To succeed on its CFAA claim, Royal had to prove that the employees (1) intentionally accessed a computer; (2) the access was unauthorized or exceed the employees’ authorized access; (3) the employees obtained information from a protected computer through that access; and (4) the conduct caused damages in excess of $5,000. Only the second element was at issue on appeal. Since Royal admitted the employees had authorization to access the confidential company information on their Royal email accounts, the Court only had to determine if the employees’ access was unauthorized or whether they exceeded their authorized access when they sent Royal’s confidential information from their work devices to their personal email accounts.

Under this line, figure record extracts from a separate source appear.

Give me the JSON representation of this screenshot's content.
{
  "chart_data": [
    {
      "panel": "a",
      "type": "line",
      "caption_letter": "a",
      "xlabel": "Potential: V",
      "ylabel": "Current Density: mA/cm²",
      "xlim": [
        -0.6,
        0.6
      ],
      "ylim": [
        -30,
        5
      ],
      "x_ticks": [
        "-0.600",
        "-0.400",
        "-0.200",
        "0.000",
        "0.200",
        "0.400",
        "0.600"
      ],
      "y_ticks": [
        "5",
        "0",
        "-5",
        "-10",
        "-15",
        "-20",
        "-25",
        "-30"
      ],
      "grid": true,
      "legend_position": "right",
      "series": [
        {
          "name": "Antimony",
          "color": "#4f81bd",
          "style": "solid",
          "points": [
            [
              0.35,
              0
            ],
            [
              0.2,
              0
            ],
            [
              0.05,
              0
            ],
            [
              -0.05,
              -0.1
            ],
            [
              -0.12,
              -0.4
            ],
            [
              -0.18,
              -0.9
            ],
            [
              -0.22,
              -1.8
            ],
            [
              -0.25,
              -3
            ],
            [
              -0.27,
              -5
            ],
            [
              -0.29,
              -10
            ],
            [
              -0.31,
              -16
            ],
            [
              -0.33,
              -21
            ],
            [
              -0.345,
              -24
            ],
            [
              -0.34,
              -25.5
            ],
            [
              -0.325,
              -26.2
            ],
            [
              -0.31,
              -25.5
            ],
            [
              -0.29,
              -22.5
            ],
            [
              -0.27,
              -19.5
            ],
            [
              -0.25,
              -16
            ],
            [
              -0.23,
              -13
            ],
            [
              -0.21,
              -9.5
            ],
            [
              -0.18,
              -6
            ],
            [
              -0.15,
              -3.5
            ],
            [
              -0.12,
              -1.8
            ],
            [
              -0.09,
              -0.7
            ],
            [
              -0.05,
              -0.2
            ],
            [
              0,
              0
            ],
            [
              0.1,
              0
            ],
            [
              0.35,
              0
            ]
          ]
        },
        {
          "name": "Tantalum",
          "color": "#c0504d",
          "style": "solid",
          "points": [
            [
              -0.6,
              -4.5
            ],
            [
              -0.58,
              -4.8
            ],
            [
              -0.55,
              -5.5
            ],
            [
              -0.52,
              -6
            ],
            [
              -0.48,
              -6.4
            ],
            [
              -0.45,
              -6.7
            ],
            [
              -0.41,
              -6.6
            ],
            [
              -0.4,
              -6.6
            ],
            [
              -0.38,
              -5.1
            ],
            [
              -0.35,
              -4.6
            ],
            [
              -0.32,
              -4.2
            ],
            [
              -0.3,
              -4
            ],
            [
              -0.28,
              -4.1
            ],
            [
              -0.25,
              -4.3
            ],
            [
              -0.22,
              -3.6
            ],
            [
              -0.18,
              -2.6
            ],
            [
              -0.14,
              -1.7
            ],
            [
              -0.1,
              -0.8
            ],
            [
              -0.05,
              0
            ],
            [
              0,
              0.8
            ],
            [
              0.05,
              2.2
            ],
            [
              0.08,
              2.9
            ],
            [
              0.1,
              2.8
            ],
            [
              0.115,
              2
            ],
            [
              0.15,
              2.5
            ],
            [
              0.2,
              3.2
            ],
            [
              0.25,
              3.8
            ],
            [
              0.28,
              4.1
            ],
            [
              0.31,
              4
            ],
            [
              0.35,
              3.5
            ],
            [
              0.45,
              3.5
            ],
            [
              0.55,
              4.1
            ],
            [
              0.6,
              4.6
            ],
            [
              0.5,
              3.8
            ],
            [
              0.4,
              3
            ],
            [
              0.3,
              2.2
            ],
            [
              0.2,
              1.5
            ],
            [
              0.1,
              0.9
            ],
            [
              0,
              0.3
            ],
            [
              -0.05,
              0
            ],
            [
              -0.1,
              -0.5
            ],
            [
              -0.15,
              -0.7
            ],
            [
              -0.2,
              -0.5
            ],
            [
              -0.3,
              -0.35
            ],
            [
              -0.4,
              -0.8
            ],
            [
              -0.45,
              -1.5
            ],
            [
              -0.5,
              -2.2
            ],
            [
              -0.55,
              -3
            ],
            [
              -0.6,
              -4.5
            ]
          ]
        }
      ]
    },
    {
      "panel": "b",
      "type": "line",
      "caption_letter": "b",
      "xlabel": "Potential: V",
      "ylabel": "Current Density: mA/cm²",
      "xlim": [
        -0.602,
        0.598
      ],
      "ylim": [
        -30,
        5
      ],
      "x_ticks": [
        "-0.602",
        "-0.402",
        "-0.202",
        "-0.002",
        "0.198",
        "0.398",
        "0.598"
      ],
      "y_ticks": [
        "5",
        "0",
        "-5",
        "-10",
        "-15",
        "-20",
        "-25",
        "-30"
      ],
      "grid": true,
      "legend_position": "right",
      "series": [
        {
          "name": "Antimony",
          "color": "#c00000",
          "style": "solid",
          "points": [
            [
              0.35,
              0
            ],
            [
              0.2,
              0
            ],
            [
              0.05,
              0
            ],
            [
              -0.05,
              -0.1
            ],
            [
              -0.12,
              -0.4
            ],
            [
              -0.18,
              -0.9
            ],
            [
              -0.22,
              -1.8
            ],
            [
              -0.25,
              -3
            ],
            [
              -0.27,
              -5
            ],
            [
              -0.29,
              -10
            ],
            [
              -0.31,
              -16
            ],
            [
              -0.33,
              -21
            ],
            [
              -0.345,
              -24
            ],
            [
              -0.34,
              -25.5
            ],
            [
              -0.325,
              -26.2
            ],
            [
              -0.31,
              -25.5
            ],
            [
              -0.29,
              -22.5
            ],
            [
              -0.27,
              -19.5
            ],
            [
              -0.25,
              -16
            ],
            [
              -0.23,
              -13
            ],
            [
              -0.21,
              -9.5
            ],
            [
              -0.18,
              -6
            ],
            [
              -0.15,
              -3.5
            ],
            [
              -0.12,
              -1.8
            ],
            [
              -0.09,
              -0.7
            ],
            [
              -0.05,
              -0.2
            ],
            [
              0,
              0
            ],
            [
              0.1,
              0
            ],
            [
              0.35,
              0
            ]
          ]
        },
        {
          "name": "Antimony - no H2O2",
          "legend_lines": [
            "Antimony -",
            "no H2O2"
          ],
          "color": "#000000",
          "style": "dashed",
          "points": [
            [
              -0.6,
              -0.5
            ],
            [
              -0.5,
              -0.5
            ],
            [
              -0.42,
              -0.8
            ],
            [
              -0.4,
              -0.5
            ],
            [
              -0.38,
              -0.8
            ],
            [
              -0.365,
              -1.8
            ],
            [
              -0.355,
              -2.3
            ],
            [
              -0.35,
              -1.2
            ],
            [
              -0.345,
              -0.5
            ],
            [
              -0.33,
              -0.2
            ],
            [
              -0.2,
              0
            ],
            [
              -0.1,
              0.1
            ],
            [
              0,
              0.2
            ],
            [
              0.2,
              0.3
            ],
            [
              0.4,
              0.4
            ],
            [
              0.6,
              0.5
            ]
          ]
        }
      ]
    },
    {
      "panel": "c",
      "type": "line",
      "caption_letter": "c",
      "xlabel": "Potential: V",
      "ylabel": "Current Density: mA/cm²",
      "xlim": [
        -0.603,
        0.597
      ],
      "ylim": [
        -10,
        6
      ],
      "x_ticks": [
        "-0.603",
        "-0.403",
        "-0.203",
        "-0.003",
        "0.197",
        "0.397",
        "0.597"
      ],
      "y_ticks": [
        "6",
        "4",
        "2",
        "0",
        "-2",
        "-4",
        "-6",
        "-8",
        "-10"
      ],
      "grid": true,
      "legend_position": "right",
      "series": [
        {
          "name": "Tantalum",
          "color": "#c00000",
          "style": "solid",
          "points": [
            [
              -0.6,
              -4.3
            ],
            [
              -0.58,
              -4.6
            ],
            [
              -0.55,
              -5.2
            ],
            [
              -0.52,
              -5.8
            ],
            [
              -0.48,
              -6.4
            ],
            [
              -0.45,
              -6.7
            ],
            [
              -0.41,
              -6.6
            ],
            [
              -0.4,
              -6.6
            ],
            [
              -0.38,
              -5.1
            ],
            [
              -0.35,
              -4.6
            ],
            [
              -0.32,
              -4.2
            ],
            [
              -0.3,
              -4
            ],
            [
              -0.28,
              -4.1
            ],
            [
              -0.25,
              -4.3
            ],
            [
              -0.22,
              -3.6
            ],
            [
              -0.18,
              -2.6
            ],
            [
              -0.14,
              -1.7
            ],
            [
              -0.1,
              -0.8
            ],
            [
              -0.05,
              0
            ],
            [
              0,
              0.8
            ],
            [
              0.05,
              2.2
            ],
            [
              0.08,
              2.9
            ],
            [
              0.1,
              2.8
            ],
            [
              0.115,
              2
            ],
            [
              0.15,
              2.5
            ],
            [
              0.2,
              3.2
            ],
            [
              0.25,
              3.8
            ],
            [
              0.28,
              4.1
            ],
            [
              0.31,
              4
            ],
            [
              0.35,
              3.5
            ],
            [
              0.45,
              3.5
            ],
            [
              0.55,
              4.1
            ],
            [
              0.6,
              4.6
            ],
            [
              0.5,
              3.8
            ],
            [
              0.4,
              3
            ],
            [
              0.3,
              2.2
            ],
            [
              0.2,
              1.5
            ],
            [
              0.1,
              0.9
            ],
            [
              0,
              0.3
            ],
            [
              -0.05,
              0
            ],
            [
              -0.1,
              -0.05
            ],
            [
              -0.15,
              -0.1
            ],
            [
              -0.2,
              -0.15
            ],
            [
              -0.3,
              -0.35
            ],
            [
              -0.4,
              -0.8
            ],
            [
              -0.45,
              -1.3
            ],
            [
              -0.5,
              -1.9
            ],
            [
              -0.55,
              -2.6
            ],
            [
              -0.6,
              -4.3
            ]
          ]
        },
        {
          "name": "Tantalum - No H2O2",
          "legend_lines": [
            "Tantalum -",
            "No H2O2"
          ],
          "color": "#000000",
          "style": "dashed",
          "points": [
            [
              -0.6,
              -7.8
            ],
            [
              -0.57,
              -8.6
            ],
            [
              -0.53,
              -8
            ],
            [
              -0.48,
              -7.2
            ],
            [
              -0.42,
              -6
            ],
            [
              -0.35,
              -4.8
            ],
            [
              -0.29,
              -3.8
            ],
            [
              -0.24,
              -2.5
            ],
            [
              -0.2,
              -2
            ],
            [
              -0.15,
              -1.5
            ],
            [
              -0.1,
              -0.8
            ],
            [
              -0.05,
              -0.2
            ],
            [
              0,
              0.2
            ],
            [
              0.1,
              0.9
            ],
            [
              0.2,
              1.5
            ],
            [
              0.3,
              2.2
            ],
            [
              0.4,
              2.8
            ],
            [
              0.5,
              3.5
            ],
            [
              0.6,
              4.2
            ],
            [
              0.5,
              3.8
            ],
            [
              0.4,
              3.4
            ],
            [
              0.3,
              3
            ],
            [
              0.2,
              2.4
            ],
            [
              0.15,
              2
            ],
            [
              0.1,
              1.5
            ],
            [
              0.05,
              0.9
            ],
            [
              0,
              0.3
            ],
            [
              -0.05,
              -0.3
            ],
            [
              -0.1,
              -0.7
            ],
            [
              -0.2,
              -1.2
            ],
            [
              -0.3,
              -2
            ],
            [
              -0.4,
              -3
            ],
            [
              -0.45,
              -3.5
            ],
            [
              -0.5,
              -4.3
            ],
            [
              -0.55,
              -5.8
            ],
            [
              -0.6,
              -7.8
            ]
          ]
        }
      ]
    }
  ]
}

The Court ruled that based on how the CFAA defined “exceeds authorized access” (“to access a computer with authorization and to use such access to obtain or alter information in the computer that the accesser is not entitled so to obtain or alter”), the Act had a limited purpose to penalize external (think computer hackers) or internal actors (think employees who access parts of the company database where they should not be) who over-step cyber barriers, rather than police internal actors who misuse data they were authorized to obtain in the first place.

What Does This Mean?

The Sixth Circuit joins the Second (New York and part of the Northeast), Fourth (mid-Atlantic), and Ninth (west coast) Circuits in deciding that one who is authorized to access a computer does not exceed her authorized access by violating an employer’s restrictions on the use of that information after the information is validly accessed. In contrast, the First (Massachusetts and part of the Northeast), Fifth (South), Seventh (Illinois and northern Midwest), Eighth (central Midwest), and Eleventh (Southeast) Circuits all determined that various kinds of misuse of otherwise lawfully-accessed information constitutes “exceed[ing] authorized access” in violation of the CFAA. In sum, the federal appellate judges disagree with one another on this issue.

It is worth noting that the person who steals information from the computer on the way out the door may not be liable under the CFAA, but may still be liable for breach of a confidentiality agreement, the tort of conversion (theft), and misappropriation of trade secrets. In this era where information is power, your business should expect more, not less, of these types of issues.